Well, the tax code taxes that in different ways. They tax your income at the high end at about 40 percent, and they tax that investment at the high end at about 20 percent. So basically what we’re saying is that we will prioritize tax benefits to people that get investment income. And essentially, that is at cost to the government. So why is that? Well, people that get investment income happen to be on the high end. Only about 1 percent of the country makes investments in the stock market other than through their retirement, and those are the people that are in Congress lobbying to make it that way.

So when you think about prioritizing investment income over wages, a lot of that has to do with who’s lobbying the Congress to make it that way.

Right. And low-income taxpayers don’t have, first of all, that access and that power, but also we have this president who says, I don’t pay any taxes and that makes me smart. Obviously, if you can afford lawyers and accountants, that plays into it too.

Yeah, that’s right. And from our standpoint, the way to change that dynamic is, you know, families aren’t going to be able to outspend the special interests. I mean, nor should they. They’re worried about putting food on the table, putting clothes on their kids’ backs, sending their kids to college. Those are the things that they’re thinking about investing their money in.

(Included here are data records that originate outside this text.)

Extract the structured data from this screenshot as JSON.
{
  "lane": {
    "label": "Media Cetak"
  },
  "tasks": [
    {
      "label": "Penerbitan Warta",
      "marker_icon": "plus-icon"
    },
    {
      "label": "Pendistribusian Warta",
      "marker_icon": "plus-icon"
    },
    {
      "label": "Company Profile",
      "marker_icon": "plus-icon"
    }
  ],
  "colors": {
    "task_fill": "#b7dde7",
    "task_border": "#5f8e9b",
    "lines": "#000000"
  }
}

But what they can do is, they can have a voice in the conversation. And the way to have a voice in the conversation is they have to be informed, they have to understand why it is the tax system is the way it is, and begin to understand it. And there’s a role for us in Washington, and that’s really what the Turn It Right-Side Up campaign is about. It’s really educating everyday folks about why the tax code is important, what role it plays in your life. You know, if you feel like you spend too much money for your housing, there’s a role that the tax system plays in creating that dynamic. If you feel like you don’t have the ability to pay for your kids’ college and get them to college, there’s a way that the tax code can have an impact on that. And really, our hope is that if we can educate everyday folks around why this is important and how they can engage, we can start to begin that conversation so that the people that we send to Congress hear from more than just the special interests.

Well, Jeremie, how can folks learn more about the Turn It Right-Side Up campaign?

It’s very simple. If you go to www.TurnItRightSideUp.org, they can get more information and join the campaign.

All right then, TurnItRightSideUp.org. We’ve been speaking with Jeremie Greer of CFED. Thank you so much for joining us this week on CounterSpin.

Thank you, Janine. It was great to talk to you.